Die Alternative zur imperialistischen Barbarei, die in den Modellen neoliberaler Kontinuität zum Ausdruck kommt, ist die Etablierung einer nationalen Entwicklungsagenda, die mit Abhängigkeiten bricht, sich der technologischen Grenze nähert und neue Regeln der geopolitischen Macht definiert. Diese Perspektive wird sich nur mit einem wachsenden sozialen und brasilianischen Radikalismus eröffnen Demokratie.

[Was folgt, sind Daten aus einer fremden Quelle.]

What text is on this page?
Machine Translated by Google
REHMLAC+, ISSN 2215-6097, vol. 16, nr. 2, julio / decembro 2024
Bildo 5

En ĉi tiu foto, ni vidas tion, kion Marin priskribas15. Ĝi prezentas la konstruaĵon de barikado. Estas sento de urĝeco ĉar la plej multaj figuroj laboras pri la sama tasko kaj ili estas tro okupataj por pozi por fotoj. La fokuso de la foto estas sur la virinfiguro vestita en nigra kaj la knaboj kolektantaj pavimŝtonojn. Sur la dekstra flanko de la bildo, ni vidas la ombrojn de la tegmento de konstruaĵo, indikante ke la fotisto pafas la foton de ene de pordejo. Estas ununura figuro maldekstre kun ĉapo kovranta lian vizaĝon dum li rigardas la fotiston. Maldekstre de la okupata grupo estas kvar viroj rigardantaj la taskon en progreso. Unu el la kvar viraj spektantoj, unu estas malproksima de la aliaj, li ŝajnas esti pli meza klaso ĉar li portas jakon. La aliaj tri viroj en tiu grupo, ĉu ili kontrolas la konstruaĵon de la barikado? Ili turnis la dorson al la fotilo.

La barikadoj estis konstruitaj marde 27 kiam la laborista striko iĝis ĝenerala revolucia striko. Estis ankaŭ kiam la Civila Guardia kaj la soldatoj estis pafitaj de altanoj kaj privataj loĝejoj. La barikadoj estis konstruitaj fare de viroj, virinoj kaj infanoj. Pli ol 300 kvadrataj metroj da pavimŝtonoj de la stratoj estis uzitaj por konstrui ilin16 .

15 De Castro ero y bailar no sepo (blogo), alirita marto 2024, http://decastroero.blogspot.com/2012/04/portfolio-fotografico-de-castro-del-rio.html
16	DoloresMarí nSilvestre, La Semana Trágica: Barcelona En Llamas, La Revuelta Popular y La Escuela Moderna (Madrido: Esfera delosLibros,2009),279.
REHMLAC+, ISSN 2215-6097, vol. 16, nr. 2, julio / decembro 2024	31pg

Die der brasilianischen Gesellschaft nahestehenden Bewegungen, ob organisiert oder unorganisiert, werden unsere Zukunft oder unsere Nicht-Zukunft zeigen.

José Raimundo Trindade Er ist Professor am Graduate Program in Economics der UFPA. Autor, unter anderem von Kritik der politischen Ökonomie der Staatsverschuldung und des kapitalistischen Kreditsystems: ein marxistischer Ansatz (CRV).

Referenzen


Wolfgang Streeck. Gekaufte Zeit: die verschobene Krise. São Paulo: Boitempo, 2018.

David Harvey. 17 Widersprüche und das Ende des Kapitalismus. São Paulo: Boitempo, 2016.